Most of the cars parked along the curb and up on the grass had been waxed and detailed out of respect. There was a van in the mix that Strange knew to be a police van, its occupants taking photographs of the funeral’s attendees. This was fairly routine in killings believed to be of the serial variety, as serial killers often showed up at the wakes and funerals of their victims.
Strange knew, and the police knew, that the killers would not show up here today. He was fairly certain what this had been about. This wasn’t a serial killing. It was a gang killing, or turf beef, or eyeball beef, or a death collect on a drug debt. The target was Lorenze Wilder; his nephew Joe just happened to have been in the car. A simple, everyday thing.
Again, Strange studied the cars. Many of them were not just clean. Many of them were drug cars. High-priced imports tricked out in expensive customized options. The men getting out of them were very young and flashily dressed. Strange didn’t even have to turn it over in his mind. It wasn’t black-on-black racism. He had lived in the city his whole life. It was real.

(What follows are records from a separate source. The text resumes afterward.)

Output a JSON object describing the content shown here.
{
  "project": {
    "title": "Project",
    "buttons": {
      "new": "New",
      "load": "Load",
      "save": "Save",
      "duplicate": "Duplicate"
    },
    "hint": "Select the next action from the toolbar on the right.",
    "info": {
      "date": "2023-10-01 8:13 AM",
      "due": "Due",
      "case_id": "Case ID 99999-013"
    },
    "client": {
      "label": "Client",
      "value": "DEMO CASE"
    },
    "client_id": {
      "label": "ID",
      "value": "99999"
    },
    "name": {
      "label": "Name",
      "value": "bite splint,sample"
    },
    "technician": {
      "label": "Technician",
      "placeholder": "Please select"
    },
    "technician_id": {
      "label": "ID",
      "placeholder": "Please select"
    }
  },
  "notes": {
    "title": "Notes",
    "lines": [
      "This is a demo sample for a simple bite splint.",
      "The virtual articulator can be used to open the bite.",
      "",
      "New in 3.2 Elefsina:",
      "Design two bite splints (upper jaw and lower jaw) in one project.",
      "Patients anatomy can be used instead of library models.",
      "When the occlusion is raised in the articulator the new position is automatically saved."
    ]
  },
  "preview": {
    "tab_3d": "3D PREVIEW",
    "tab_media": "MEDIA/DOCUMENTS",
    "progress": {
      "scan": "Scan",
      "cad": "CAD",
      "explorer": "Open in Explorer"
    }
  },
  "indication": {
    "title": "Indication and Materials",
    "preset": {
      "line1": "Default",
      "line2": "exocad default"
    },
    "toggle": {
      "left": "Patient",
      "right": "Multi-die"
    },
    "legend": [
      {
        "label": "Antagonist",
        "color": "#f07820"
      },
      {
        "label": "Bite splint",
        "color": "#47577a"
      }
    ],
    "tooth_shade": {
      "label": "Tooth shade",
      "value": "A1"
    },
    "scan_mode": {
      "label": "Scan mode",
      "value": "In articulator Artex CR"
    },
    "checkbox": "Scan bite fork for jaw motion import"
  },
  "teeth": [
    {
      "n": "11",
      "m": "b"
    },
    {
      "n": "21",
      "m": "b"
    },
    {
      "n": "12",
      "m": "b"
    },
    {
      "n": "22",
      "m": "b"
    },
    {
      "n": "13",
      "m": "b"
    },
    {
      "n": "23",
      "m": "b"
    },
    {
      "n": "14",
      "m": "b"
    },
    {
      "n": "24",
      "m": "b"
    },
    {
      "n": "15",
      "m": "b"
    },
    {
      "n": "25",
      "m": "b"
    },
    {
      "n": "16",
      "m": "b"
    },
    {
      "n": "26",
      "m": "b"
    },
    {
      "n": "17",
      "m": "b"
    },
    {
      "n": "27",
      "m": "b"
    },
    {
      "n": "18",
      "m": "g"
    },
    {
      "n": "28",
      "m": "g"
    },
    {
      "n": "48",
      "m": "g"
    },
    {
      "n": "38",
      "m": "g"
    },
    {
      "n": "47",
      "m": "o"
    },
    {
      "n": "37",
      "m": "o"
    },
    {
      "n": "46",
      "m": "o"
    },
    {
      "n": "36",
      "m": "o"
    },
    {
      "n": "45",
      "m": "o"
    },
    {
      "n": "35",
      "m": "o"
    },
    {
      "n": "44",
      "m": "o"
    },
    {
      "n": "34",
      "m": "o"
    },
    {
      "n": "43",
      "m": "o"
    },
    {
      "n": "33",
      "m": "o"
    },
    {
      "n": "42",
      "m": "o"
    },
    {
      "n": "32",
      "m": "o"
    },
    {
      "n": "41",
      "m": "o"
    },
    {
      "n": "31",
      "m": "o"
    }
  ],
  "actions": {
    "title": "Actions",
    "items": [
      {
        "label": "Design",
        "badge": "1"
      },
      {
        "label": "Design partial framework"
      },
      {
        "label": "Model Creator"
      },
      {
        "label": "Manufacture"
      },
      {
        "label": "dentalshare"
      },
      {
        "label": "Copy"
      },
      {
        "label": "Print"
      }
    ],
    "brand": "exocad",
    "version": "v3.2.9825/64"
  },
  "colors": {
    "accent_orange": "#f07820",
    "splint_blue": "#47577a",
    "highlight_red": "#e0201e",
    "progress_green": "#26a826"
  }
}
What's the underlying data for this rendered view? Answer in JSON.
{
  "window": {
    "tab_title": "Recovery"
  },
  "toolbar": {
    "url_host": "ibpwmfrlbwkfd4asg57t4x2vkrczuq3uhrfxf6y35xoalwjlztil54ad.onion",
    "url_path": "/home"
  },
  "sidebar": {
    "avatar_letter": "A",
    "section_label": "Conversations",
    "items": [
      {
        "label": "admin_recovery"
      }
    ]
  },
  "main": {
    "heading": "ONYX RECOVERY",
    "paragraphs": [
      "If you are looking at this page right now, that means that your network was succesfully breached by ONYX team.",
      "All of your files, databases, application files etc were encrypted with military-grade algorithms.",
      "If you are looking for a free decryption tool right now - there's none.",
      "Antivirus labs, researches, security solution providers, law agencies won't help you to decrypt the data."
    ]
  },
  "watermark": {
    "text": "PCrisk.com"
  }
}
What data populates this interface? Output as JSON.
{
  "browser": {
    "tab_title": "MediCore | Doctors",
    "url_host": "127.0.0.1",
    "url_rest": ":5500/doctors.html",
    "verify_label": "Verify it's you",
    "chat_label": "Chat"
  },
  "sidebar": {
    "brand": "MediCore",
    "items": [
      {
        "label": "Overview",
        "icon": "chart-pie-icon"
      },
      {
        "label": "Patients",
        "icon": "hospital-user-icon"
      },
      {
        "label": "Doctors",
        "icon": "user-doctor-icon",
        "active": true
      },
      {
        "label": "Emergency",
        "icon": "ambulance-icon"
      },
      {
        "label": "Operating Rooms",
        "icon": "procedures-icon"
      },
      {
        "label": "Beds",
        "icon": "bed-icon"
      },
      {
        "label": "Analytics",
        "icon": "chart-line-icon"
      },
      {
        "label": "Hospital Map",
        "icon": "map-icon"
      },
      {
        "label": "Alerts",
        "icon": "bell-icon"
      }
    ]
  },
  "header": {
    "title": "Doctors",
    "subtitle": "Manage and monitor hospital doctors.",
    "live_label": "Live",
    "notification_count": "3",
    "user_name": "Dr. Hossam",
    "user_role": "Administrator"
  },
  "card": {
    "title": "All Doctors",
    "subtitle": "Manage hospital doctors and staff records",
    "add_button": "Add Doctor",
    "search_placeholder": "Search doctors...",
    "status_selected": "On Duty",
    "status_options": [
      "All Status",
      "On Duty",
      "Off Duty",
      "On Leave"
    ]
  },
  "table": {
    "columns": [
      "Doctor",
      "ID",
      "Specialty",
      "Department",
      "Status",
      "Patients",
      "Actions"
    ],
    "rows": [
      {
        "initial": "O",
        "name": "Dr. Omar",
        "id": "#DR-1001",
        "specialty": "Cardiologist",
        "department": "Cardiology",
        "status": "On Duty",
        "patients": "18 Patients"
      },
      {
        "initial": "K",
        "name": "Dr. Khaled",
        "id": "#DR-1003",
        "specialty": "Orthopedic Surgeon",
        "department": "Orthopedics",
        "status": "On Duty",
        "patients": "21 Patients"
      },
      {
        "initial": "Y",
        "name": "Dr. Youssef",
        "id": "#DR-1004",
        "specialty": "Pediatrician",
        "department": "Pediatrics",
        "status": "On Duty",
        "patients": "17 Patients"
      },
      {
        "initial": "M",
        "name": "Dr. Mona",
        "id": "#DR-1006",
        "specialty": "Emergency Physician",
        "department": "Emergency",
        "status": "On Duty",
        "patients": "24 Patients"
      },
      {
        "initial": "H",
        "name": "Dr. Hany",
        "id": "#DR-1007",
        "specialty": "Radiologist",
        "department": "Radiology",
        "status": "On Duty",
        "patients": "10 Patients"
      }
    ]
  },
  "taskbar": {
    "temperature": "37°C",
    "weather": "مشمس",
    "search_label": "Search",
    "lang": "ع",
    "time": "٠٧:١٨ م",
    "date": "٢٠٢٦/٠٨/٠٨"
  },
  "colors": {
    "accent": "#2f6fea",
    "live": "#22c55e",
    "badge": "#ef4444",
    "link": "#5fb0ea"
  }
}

“You thinking what I’m thinking?” said Blue.
“All kinds of young drug boys here,” said Strange. “Question is, why?”
“No idea.”
“Joe wasn’t even close to being in the life. I know his mother, and she’s straight.”
“You see that car she got out of?”
Strange had seen it. It was a three-series BMW, late model, the middle of the line.
“I saw it.”
“She’s got, what, a thirty-five-thousand-dollar car and she’s living in government-assisted housing?”
“Could be a friend’s car,” said Strange.
“Could be.”
“Something to think about. But this ain’t the time or the place.”
They got out of the car. Lamar and Lionel joined Quinn, Arrington, and the boys from the team. They walked as a group to the gravesite. Strange and Blue walked behind.
“You okay?” said Blue.
“Yeah,” said Strange. But to Blue’s eyes his friend looked blown apart, both depleted and seething inside.
“I’m on midnights tonight,” said Blue. “Was gonna take a car out. Was wonderin’ if you wanted to do a ride-along.”
“I do,” said Strange.
“Just thought I’d see what’s out there.”